The APPG for MS is a cross-party group of Parliamentarians who are committed to tackling the issues that affect people with MS. It's made up of MPs and peers from all parties who help to make sure MS issues are high on the UK Government’s agenda.
We spoke to Charlotte about why she’s excited to Chair the APPG this year.
What inspired you to sign up to the APPG for MS?
"I’ve had a relationship with the MS society since I was in year 7. My granddad had MS, which he was diagnosed with when my dad turned 3. By 6 years old, he was unable to work anymore and my grandmother cared for him full time.
"Then, in secondary school, my best friend’s dad was diagnosed with MS and we began fundraising for the MS Society. We used to the sell the MS Society orange wristbands at school, beaded bracelets and MS Society Christmas decorations! We volunteered at our local farm in Reading when they did fundraising events for the MS Society for lambing weekends and a bluebell walk.
"When I came into Parliament, a friend of mine was diagnosed with relapsing remitting MS and I got involved in the MS Society’s PIP Fails campaign.
MS is something I’ve always been aware of, so when the MS Society approached me about the APPG, I was keen to get involved."

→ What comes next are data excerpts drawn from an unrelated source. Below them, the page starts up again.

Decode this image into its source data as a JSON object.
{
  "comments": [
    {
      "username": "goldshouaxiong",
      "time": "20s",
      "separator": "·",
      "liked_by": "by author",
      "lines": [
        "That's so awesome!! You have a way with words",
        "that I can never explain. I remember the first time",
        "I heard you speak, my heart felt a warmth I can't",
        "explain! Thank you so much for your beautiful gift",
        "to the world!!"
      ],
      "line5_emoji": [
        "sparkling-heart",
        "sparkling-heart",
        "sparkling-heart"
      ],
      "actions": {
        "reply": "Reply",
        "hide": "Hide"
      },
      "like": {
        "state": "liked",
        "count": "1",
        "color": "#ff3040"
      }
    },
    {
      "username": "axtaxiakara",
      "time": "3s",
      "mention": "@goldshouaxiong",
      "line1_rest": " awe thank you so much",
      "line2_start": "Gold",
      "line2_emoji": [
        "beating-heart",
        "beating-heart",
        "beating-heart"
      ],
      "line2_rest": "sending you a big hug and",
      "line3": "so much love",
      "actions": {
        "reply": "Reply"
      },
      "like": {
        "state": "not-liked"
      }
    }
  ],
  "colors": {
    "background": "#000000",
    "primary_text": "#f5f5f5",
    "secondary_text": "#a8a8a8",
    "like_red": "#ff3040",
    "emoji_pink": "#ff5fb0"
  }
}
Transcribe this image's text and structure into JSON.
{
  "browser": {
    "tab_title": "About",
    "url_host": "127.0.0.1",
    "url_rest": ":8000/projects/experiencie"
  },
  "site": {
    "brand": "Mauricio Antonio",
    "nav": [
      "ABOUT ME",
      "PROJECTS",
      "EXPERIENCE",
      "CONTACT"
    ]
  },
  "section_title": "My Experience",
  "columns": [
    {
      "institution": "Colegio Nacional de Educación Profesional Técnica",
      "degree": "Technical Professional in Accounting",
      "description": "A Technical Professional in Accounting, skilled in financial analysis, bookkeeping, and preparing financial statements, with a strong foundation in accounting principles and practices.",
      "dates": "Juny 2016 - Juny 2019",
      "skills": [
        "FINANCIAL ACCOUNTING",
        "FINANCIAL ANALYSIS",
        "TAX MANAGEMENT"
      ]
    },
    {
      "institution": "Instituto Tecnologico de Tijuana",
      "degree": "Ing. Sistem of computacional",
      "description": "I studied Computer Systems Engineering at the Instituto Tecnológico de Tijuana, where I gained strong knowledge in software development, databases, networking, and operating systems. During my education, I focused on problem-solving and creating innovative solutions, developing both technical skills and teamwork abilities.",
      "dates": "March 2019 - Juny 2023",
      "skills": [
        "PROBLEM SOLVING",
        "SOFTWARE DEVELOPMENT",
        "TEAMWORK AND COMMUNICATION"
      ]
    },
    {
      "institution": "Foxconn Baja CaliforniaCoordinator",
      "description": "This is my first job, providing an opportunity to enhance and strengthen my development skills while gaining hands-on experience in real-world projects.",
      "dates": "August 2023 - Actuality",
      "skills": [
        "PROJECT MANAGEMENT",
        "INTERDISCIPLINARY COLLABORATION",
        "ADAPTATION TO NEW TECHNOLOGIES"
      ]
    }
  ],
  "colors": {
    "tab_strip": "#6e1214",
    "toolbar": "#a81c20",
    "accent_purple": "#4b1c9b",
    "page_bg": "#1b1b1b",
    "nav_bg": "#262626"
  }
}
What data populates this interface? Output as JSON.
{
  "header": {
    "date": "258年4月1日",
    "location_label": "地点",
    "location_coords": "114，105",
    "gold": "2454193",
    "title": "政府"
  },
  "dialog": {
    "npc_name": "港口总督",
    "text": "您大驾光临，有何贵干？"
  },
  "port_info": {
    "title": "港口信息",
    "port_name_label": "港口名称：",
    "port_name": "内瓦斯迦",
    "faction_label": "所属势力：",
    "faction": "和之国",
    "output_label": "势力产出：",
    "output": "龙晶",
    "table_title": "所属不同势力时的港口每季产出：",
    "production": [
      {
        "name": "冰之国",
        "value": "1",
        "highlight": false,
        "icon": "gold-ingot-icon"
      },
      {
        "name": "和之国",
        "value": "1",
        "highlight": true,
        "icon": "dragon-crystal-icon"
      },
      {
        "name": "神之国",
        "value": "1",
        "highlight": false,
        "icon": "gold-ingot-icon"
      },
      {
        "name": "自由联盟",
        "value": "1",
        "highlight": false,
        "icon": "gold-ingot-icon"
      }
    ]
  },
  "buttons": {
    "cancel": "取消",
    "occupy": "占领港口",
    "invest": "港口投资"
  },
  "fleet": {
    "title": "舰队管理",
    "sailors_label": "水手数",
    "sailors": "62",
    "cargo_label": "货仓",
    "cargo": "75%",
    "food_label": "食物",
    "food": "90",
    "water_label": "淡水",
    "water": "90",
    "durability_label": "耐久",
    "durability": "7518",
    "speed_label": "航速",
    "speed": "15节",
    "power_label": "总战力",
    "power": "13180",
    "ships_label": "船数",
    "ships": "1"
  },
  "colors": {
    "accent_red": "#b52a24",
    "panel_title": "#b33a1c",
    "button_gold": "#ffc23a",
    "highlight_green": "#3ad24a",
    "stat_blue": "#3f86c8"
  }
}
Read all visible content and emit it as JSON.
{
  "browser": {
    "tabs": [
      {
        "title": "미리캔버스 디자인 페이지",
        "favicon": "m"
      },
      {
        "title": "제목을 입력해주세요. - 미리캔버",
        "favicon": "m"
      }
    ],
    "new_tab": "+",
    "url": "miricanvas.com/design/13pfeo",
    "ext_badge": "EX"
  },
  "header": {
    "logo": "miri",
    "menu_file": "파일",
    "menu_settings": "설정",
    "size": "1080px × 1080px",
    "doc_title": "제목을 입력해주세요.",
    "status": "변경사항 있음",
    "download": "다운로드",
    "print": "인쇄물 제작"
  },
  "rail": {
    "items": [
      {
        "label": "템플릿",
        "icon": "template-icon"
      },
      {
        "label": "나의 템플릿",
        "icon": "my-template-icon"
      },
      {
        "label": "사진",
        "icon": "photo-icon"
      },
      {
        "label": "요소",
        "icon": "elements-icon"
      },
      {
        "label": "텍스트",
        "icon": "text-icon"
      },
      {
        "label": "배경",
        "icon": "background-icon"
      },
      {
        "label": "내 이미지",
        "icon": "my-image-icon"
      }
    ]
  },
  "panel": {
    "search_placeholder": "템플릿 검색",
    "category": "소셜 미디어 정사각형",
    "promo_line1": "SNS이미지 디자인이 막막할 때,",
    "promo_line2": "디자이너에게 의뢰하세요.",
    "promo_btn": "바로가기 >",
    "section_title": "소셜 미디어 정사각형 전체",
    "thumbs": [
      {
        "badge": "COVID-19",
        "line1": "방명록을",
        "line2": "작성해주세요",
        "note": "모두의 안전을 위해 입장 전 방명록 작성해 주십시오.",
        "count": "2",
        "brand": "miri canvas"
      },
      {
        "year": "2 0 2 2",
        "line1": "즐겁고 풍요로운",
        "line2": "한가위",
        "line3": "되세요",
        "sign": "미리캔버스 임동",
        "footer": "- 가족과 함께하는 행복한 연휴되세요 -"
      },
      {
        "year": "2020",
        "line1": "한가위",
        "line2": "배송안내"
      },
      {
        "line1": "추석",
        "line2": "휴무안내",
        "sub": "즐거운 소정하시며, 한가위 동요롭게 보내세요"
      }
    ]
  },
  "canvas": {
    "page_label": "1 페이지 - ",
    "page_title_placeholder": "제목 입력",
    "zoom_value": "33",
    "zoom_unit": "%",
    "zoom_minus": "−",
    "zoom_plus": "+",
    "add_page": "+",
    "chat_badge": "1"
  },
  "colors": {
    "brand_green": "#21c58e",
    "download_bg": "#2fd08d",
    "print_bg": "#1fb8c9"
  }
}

What policy areas are you most excited to be working on this year?
"To mark the 70th anniversary of the MS Society this year, the APPG plans to spotlight some of the challenges that people with MS face today, and the opportunities presented by cutting edge research into the future.
"Sessions with the APPG will look at findings from My MS My Needs 4, treatments and services for progressive MS. We'll also have a session on medicinal cannabis which I’m particularly looking forward to. I’m also really interested in mental health support and will be attending a roundtable with the MS Society and other MS charities on mental health in May. It’s so important that people with MS are provided with the right support on diagnosis and have access to specialist services. Carers also need to be provided with the right support too.
"Finally – the cost of living continues to be a huge priority for me in my role as MP. Reform to the welfare system is particularly interesting, looking at reducing barriers to accessing support and benefits. I hear a lot about how dehumanising the benefits process can be, and I’m pleased this is something the MS Society will be looking at this year."
What inspired you to be an MP?
"My dad was a trade union leader for a small specialist union and my parents met at a trade union conference!
We were brought up on values that you have to fight for what you need collectively. As an individual, it’s very hard to make real change. But as a community we’re stronger. It’s why organisations like the MS Society are so important."